- From: David Wainberg <dwainberg@appnexus.com>
- Date: Mon, 23 Jan 2012 11:15:23 -0500
- To: Nicholas Doty <npdoty@w3.org>
- CC: Jonathan Robert Mayer <jmayer@stanford.edu>, Shane Wiley <wileys@yahoo-inc.com>, David Singer <singer@apple.com>, "public-tracking@w3.org (public-tracking@w3.org)" <public-tracking@w3.org>
On 1/20/12 8:56 PM, Nicholas Doty wrote: > On Jan 20, 2012, at 4:52 PM, Jonathan Robert Mayer wrote: >> I think it would be wise to start explicitly noting points of >> consensus in the minutes so our progress isn't hampered by differing >> recollections. > > +1, and I'll try to help with that in Brussels and as we go forward. > +1, as well. But also I think we need to make a clear distinction between final consensus on an issue and consensus for drafting or including working language. I think it's often been the case that we reach an agreement to either include draft language in the doc for further discussion later, or to kick an issue over to someone to draft proposed language for the doc. >> At any rate, here's what I remember: there was a call for any >> disagreement, I responded, we worked through my concern, and then we >> set an ACTION for drafting text. There may have even been a >> smattering of applause at the accomplishment.

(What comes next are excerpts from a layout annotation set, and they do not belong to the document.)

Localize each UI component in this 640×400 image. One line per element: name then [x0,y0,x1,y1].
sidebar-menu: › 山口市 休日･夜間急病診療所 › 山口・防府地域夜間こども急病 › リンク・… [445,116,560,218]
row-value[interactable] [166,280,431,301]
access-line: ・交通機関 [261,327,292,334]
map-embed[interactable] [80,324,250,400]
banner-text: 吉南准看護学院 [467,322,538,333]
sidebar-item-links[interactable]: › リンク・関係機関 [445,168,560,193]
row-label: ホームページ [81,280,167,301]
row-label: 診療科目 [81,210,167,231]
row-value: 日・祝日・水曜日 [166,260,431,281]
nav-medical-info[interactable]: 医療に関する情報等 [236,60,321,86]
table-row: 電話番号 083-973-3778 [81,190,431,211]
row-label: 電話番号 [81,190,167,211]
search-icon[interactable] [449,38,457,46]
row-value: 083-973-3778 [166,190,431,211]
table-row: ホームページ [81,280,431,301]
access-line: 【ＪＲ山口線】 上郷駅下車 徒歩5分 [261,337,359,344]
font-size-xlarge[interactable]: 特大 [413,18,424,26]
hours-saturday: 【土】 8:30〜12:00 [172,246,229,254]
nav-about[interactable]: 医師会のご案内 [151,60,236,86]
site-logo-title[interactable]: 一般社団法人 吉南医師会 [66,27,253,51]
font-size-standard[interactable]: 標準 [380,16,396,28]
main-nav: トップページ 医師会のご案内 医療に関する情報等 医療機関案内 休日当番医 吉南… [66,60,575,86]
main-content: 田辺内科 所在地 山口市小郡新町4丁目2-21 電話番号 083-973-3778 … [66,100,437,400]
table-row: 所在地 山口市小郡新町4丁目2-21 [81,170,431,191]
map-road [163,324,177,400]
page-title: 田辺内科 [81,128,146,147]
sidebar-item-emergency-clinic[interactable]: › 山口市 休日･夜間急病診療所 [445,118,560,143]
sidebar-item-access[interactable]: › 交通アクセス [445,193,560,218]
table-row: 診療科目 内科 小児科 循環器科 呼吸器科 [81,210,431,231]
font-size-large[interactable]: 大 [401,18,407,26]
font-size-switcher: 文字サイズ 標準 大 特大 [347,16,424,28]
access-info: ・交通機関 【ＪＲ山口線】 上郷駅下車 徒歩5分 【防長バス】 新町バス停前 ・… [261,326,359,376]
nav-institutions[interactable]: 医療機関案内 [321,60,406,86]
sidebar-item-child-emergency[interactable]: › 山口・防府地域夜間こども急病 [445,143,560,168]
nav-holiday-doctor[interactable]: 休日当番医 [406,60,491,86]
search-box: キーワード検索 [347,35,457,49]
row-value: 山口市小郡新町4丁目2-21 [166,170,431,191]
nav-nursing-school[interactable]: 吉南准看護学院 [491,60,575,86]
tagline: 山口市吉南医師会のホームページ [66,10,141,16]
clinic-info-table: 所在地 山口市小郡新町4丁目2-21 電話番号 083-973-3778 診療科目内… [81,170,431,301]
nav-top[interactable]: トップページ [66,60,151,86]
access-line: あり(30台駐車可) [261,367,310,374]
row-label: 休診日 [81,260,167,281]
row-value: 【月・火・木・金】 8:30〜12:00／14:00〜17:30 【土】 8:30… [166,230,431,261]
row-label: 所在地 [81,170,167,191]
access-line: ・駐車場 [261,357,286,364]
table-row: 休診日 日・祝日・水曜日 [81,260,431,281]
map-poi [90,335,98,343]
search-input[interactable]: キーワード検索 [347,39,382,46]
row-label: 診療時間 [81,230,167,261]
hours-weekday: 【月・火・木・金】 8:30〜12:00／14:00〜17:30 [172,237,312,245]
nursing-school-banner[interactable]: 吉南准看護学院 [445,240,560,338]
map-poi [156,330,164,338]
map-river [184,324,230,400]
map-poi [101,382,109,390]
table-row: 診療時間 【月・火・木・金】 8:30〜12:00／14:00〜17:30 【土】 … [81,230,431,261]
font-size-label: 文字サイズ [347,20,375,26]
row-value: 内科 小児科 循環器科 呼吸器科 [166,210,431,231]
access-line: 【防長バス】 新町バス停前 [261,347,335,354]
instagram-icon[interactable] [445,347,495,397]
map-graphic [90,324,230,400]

Sure seemed like >> consensus at the time. > > That matches my recollection; not that there was unanimity, but that > we found a rare agreement and compromise between Shane and Jonathan > (and echoing points from JC, Aleecia and others) that outsourcing must > use both legal (e.g. through contractual terms) and technical (e.g. > through same-origin policy separation) means to qualify for this > exception. > > That discussion didn't nail down specific language on the > legal/contract side; I believe the email Jonathan is referring to in > those minutes is this one: > http://lists.w3.org/Archives/Public/public-tracking/2011Oct/0000.html where > the relevant conditions are "legally enforceable by first-party > customer, individual users, and regulators". (And in any case perhaps > David means something different by "baking legal precautions into the > standard".) > This does not match my recollection. At least I'm sure I've been consistent about not supporting the concept of this kind of legal language in the standard.